In the last posts, Lena has been reporting on all the interesting finds you can make on the beach after a storm. However, these haven’t been all that much about the different species of seaweed that gets washed ashore during strong winds. So, here is a small exposé of what she found after the storm Sven (Bodil in Denmark, Xaver in Germany).
In some bays on the west coast at Tjärnö, seaweed forms large beach walls whereas in other bays you will only find a few specimens of what is growing just a couple of meters off shore. Seaweed can also come entangled in ropes and lines from far away.

A photo from a bay filled with seaweed forming thick carpets. Later in the year, in the summertime, they will have been decomposed and form a beach wall covered in lush green plants. Seaweed and algae make excellent compost due and was formerly gathered to fertilize the potato patches. If you find a bay full of seaweed you can collect some and put in your garden.
On other shores, like in this photo, there is only some seaweed and the red alga Furcellaria lumbricalis in a band just by the water. This is the popular sandy beach at Saltö.
Higher up on the shore some distance away, i found a pile of rope and entangled algae. On closer examination, it turned out to be seaweed from quite some distance, maybe as far away as England.

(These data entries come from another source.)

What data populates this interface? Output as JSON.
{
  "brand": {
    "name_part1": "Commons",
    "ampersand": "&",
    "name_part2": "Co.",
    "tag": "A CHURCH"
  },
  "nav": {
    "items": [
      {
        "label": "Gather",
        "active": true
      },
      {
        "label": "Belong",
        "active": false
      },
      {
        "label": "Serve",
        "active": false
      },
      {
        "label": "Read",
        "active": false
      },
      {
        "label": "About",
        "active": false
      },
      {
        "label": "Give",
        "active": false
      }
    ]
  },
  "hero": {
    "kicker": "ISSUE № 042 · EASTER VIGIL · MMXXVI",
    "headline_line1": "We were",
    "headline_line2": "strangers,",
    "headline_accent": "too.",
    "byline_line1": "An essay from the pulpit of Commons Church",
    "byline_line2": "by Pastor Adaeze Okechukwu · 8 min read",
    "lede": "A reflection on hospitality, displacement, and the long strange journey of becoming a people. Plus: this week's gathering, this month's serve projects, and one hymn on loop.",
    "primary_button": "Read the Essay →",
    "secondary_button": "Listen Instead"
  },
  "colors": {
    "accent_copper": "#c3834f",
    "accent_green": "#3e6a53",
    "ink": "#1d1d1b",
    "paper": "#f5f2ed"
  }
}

How can you tell that the seaweed is from far away and not just from next bay or further down the coast? If you look closely at the photo underneath, you’ll see some long, brown slightly knobbly bands, which are the reproductive organs (receptacles) of Himentalia elongata, which has never been found attached in Swedish waters. The nearest site is in Norway. In the pile there is also very large bladders of Ascophyllum nodosum and a form of bladderwrack (Fucus vesiculosus)with several bladders that is much more common in areas of higher salinity that at the Swedish coast.

Those of you who look closely on the photograph will notice a red algae on the bottom right, like small, finely branched bushes attached to the Ascophyllum nodosum. This is one of many Polysiphonia species, and this particular species is commonly found growing on Ascophyllum nodosum and it is called Polysiphonia lanosa.
The wrack wall consists, as one might guess, mostly of wracks that have been washed ashore, both bladderwrack and serrated wrack (Fucus serratus). The smaller specimens were still attached to blue mussels (Mytilus edulis)and others had not attached hard enough to rock or boulder and had come loose.

Different sizes of wrack washed ashore, with accessories.
Slightly larger specimens were washed ashore still attached to pebbles. A larger plant of seaweed is very firmly attached to the rock surface and you can lift the rock by holding the seaweed sometimes. It’s not until the wracks get really big that the pull of the wave manages to tear them loose from the rock or boulder to which they are attached. But, if you look closely on the bottom of the holdfast, there is a white calcareous layer. The wrack that has come loose with holdfast has once settled as a small germling on a crustose calcareous algae or a barnacle. So what has actually come loose by the wave force is not the seaweed holdfast, but the barnacle or calcareous alga that can no longer hold on to the rock surface.

The photo shows a holdfast from a Fucus serratus with clearly visible white parts of a calcareous crustose alga.

And finally – a somewhat late toast for the new year and wishing you all a happy 2014 from the BalticSeaWeed blog.